Am 12. September feiert die Schönstätter Marienschule ihren Schulfeiertag. Die Stadt Münster lockte die Schulgemeinschaft in diesem Jahr mit vielfältigen Angeboten. Insbesondere natürlich die aktuelle Skulptur-Ausstellung.

Vorsichtig tastet sich der Fuß ins Wasser. „Huch, kalt!“, ruft die Zehntklässlerin, bevor sie mutig ins Wasser hinunter steigt. Viele ihrer Klassenkameradinnen folgen ihrem Beispiel, krempeln sich die Hosen hoch und schreiten langsam durchs kalte Wasser. „Super, ein irres Gefühl!“, ist die Reaktion der Mädchen beim Gang durch das Wasser über den Steg im Münsteraner Hafenbecken. Das Kunstwerk „On Water“ von Ayse Erkmann begeistert, auch wenn die Meinungen über das Fußerlebnis geteilt sind.

580 Schülerinnen der Schönstätter Marienschule haben sich am Dienstag anlässlich ihres Schulfeiertages auf den Weg nach Münster gemacht. Jedes Jahr steht für die Mädchen an diesem Tag, dem Fest Mariä Namen am 12. September, ein besonderer Event an. Ziel der Unternehmung war diesmal die alle zehn Jahre in Münster stattfindende Skulptur-Ausstellung, die inzwischen Besucher aus aller Welt anzieht. Die Mädchen der fünften, sechsten und siebten Klassen durften sich bei Elefant, Löwe & Co im Zoo vergnügen, während die Schülerinnen der achten, neunten und zehnten Klassen in die Kunstwelt eintauchten.

In vielen verschiedenen Gruppen, mit unterschiedlichen Projekten und Workshops, setzten sie sich mit den Exponaten der Ausstellung “Skulptur-Projekte 2017“ auseinander.

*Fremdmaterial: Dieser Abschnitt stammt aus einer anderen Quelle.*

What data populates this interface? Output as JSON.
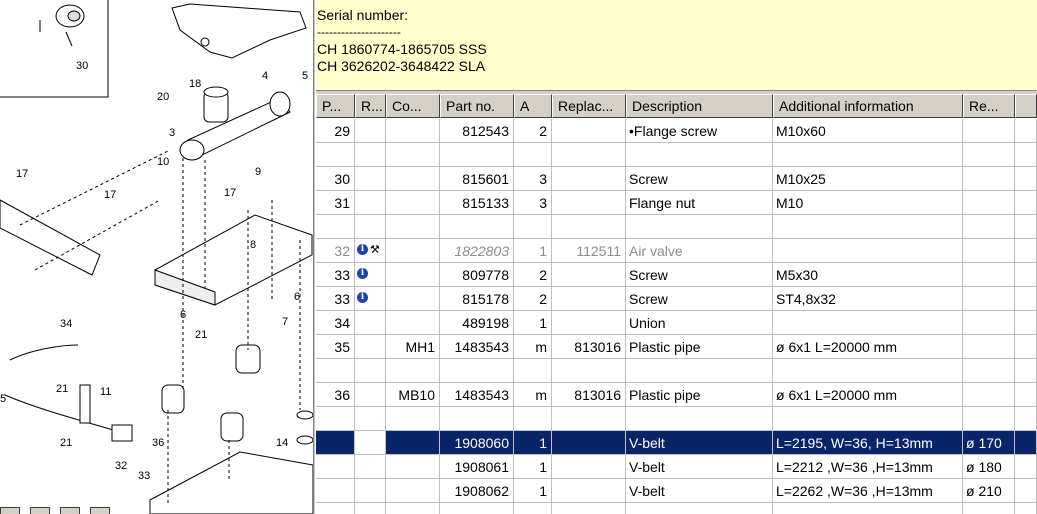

Fachkundige Führerinnen und Führer halfen beim Verständnis der Kunst. „Echt cool“, kommentierte Ilaine aus der Klasse 8b, „und ich hab auch alles verstanden.“ Eigene Gedanken waren immer wieder gefragt. Was könnte der rotrostige, achtseitige Zylinder mit Kuppel bedeuten? Der „Nuclear Temple“ von Thomas Schütte warf viele Fragen auf. Bei einigen Kunstwerken mussten die Mädchen allerdings lange rätseln, bis sich ihnen ein Zugang erschloss.

Immer wieder ging es auch darum, den Standort des Projektes in die Überlegungen miteinzubeziehen. Was hat „Nitsches Felsen“ von Justin Matherly mit dem in unmittelbarer Nähe stehenden Denkmal „Unteilbares Deutschland“ zu tun? Die Mädchen der 10b erinnerten sich an ihren Geschichtsunterricht. Verbindungen knüpfen und Zusammenhänge suchen war angesagt.

Neben der aktuellen Skulptur-Ausstellung waren für einige Gruppen auch Exponate im Picasso-Museum Teil der künstlerischen Auseinandersetzung. Spannend war es hier, die Gedankengänge eines weltberühmten Künstlers wie Pablo Picasso nachzuvollziehen.

Aber egal, ob verständlich, aufregend oder langweilig, für alle Schülerinnen war zum Schluss klar: Kunst regt zum Nachdenken an. Der anschließende Stadtbummel gab den Mädchen dann Gelegenheit, bei Pommes und Eis die schwere Kunstkost zu verdauen.